Con tutta la sua caparbietà, il nostro Roberto si sposta a Parigi per approfondire con Lacy l’utilizzo del soprano. Siamo arrivati così alla seconda metà degli anni 80, iniziando a suonare con Tiziana Ghiglioni, la creazione del gruppo Nexus, con il quartetto con Stefano Battaglia. Gaslini andò ad ascoltarli e lo invitò a partecipare al suo nuovo quartetto. In quel periodo Gaslini era il massimo a cui poteva aspirare un giovane musicista. Con lui ebbe modo di partecipare a festival internazionali come quello di Chicago o di Città del Messico.

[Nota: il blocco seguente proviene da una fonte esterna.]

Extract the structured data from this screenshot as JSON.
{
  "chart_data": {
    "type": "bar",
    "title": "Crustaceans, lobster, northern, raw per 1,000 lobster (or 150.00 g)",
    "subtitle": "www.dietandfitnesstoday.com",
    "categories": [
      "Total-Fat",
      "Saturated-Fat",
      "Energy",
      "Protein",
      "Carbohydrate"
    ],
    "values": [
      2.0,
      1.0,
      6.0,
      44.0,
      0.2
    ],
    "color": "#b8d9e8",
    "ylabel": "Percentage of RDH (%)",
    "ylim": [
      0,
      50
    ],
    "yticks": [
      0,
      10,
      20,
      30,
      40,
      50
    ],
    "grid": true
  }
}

Il racconto è stato ricco di particolari (alcuni divertenti) legati alla collaborazione con Gaslini.

Giusto durante quel viaggio a Città del Messico, dopo una lettura di Italo Calvino (Sotto il sole giaguaro), furono scritti una serie di brani legati al racconto del libro, realizzati con il primo quartetto a suo nome.

In conclusione del racconto, alcuni accenni alla collaborazione con Paolo Comentale (suonando dal vivo in una storia di un Pulcinella ormai anziano) e Vito Signorile (accompagnando alcune letture di Leopardi).

Una cosa emerge forte da tutte queste narrazioni: il volersi rinnovare costantemente, cercando sempre qualcosa di diverso, senza dimenticarsi da dove vieni, salvaguardando le origini e la tradizione.

Inutile dire che gli intermezzi musicali, seppur brevi, sono stati deliziosi.

Una bella serata ricca di racconti attorno al fuoco. Forse non abbiamo scoperto nessun lato oscuro del suo passato, ma è stato piacevole ascoltarli dalla sua voce e non per sentito dire. Tutto questo ci fa capire che per arrivare dove è arrivato, ne ha fatta di strada.